A couple of weeks ago there was an interesting opinion piece in the NYTimes about how physicists are the harbingers of doom, and are responsible for the end times. Or, more specifically, it’s because of physicists that the financial markets are in tatters all around us.
The basic idea is that greedy physicists have gone to Wall Street, cooked up all sorts of arcane derivative products, and subsequently unleashed these weapons of mass destruction on the financial markets. This sentiment is best epitomized by a statement from none other than Warren Buffett (perhaps the world’s most successful investor, and certainly the world’s richest): “beware of geeks bearing formulas”

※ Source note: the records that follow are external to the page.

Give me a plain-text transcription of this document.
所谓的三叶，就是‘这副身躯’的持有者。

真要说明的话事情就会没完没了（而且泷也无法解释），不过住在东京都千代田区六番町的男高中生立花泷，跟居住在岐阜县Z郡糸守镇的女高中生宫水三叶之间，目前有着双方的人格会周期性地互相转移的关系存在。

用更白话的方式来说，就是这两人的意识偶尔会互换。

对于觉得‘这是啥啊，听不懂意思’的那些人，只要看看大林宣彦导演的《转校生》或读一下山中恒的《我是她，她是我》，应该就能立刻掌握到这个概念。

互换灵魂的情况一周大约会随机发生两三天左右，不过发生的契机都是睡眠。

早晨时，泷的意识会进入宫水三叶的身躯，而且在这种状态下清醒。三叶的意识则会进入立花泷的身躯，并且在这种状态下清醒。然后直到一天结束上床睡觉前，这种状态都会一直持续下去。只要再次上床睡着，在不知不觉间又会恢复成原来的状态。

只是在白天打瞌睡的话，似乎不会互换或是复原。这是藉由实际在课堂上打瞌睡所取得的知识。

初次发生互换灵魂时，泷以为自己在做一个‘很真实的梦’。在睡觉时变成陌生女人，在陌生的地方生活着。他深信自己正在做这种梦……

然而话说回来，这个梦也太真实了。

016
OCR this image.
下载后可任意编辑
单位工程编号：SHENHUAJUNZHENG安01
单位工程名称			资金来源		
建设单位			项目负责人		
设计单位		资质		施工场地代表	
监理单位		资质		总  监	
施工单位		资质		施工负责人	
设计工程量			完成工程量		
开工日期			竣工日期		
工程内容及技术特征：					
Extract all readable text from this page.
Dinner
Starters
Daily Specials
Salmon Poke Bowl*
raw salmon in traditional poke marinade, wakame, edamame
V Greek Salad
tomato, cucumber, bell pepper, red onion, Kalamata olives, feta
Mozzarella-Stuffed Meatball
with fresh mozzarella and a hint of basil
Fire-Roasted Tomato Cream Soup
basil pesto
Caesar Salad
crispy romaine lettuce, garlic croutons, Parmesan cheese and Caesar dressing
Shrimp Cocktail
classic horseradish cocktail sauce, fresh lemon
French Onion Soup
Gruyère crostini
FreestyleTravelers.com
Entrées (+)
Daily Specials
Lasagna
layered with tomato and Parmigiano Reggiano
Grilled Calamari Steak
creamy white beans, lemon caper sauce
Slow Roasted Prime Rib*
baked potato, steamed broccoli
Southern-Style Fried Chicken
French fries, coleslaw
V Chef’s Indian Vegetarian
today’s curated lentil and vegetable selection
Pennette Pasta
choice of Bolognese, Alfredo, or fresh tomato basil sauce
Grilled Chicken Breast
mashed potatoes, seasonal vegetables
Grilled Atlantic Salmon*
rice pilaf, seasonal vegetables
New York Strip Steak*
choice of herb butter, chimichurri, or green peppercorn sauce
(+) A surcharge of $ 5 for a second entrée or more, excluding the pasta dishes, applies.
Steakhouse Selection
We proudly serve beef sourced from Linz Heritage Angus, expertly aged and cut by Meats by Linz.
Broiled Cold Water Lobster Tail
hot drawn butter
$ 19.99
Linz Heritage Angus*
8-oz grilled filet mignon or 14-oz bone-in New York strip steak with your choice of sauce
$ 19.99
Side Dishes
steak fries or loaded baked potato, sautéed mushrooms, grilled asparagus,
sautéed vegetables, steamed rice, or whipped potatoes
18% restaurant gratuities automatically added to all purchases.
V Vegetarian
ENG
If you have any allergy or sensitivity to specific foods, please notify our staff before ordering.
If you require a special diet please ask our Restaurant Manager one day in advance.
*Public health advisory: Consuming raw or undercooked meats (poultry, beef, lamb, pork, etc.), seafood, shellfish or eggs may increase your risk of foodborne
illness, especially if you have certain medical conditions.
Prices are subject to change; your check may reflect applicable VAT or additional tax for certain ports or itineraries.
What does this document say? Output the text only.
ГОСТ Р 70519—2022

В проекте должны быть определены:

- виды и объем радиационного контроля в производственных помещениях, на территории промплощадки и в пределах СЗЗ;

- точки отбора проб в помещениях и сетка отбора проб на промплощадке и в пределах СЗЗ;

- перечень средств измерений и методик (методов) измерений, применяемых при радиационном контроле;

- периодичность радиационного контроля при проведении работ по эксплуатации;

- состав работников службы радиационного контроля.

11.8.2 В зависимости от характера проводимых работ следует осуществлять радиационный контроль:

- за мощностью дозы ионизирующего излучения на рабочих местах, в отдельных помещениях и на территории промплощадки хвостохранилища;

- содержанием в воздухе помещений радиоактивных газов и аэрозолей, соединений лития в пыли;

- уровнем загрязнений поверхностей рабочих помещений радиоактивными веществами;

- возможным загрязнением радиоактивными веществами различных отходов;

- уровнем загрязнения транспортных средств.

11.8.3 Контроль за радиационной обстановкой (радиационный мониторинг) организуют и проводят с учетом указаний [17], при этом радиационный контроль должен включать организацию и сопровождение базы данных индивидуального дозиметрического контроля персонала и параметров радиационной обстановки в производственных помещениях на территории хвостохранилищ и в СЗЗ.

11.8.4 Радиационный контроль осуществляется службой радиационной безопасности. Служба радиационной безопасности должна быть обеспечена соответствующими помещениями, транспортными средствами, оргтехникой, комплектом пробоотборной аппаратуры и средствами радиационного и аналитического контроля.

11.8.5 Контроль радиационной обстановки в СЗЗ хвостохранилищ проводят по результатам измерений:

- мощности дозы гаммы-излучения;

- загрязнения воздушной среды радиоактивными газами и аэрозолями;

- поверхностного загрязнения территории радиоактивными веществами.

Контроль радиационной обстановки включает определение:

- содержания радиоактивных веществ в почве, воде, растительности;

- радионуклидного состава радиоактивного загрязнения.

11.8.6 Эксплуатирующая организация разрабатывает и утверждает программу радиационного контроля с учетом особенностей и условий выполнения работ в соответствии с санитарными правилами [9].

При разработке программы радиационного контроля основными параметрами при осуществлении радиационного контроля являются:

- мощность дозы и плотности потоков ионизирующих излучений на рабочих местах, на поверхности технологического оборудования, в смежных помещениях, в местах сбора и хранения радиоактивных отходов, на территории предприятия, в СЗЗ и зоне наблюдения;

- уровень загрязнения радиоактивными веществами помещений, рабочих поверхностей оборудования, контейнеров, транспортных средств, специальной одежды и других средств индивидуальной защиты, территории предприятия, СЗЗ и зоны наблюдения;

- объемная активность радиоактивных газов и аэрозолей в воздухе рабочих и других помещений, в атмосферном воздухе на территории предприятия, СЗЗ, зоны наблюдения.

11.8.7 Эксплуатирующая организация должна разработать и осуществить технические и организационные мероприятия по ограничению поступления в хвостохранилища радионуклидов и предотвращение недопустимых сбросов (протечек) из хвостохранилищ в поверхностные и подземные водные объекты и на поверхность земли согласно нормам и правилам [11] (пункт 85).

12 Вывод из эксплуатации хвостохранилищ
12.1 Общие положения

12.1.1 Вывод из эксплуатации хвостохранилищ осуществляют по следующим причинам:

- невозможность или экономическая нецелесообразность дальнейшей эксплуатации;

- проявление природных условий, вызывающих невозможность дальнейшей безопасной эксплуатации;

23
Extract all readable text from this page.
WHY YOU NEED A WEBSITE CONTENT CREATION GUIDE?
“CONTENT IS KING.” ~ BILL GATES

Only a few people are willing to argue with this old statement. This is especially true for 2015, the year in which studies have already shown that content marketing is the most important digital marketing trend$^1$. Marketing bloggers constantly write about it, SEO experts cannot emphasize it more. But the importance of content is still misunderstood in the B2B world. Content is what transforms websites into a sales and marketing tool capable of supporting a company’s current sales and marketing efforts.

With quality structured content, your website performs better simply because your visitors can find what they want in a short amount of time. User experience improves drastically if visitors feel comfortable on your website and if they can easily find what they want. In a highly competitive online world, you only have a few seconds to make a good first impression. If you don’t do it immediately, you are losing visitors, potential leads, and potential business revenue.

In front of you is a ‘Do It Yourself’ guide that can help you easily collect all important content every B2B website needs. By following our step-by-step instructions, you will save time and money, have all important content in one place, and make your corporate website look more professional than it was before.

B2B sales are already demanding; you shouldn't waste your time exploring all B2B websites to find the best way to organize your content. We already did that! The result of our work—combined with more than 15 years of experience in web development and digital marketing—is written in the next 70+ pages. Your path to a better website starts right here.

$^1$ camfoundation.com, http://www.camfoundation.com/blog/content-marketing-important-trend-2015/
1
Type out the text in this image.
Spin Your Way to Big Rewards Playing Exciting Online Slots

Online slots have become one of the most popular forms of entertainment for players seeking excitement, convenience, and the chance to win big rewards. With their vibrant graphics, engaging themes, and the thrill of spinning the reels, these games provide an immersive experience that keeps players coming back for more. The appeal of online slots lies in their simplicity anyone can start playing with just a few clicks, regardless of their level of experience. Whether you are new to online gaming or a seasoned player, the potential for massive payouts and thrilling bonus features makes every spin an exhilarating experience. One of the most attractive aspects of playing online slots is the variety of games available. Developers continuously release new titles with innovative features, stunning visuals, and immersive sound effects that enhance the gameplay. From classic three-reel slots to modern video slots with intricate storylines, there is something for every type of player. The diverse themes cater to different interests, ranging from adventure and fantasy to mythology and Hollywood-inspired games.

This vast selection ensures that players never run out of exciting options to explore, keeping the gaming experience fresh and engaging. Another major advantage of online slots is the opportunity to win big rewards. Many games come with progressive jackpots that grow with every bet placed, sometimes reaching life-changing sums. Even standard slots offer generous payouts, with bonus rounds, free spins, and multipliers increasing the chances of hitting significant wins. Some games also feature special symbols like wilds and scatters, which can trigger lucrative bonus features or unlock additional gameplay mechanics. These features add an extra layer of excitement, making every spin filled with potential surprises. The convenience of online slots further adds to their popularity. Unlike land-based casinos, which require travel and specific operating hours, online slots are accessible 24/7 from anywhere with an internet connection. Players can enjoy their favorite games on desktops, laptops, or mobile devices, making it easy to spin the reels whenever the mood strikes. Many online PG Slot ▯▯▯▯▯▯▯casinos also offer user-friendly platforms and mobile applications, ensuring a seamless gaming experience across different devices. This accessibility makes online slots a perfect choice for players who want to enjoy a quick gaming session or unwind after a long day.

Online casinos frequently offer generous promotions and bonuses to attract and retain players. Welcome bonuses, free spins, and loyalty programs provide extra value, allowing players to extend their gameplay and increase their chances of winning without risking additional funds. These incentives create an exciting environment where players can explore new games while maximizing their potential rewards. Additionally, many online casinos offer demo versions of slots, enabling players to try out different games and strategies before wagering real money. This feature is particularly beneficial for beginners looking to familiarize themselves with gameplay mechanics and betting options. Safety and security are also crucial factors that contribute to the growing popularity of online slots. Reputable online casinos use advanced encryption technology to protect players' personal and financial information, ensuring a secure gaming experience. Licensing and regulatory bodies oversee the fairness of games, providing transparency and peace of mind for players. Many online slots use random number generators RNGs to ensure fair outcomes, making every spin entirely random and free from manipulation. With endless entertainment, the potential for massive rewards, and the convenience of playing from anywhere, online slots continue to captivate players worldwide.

Undoubtedly there is some truth underlying this sentiment, in the sense that there are plenty of (mostly lapsed) physicists working on Wall Street. And these physicists have indeed helped develop fairly mathematical and esoteric models for the markets. These models made it possible to leverage excessively (i.e., invest significantly with very little money down), and made it exceedingly difficult to evaluate risk. And it sure is convenient to find scapegoats on which to blame the global recession. But, fundamentally, the markets are in free-fall because of rampant and unfettered greed. And it turns out there was plenty of that to go around. For the last few years it was simply too easy to make huge sums of money by taking on large risk. So long as the markets went up, all was good. But when there’s the possibility to make vast sums of money, there’s an equal and opposite possibility of losing vast sums of money. Newton’s 3rd law of finance, I suppose. And this law has been much in evidence as of late.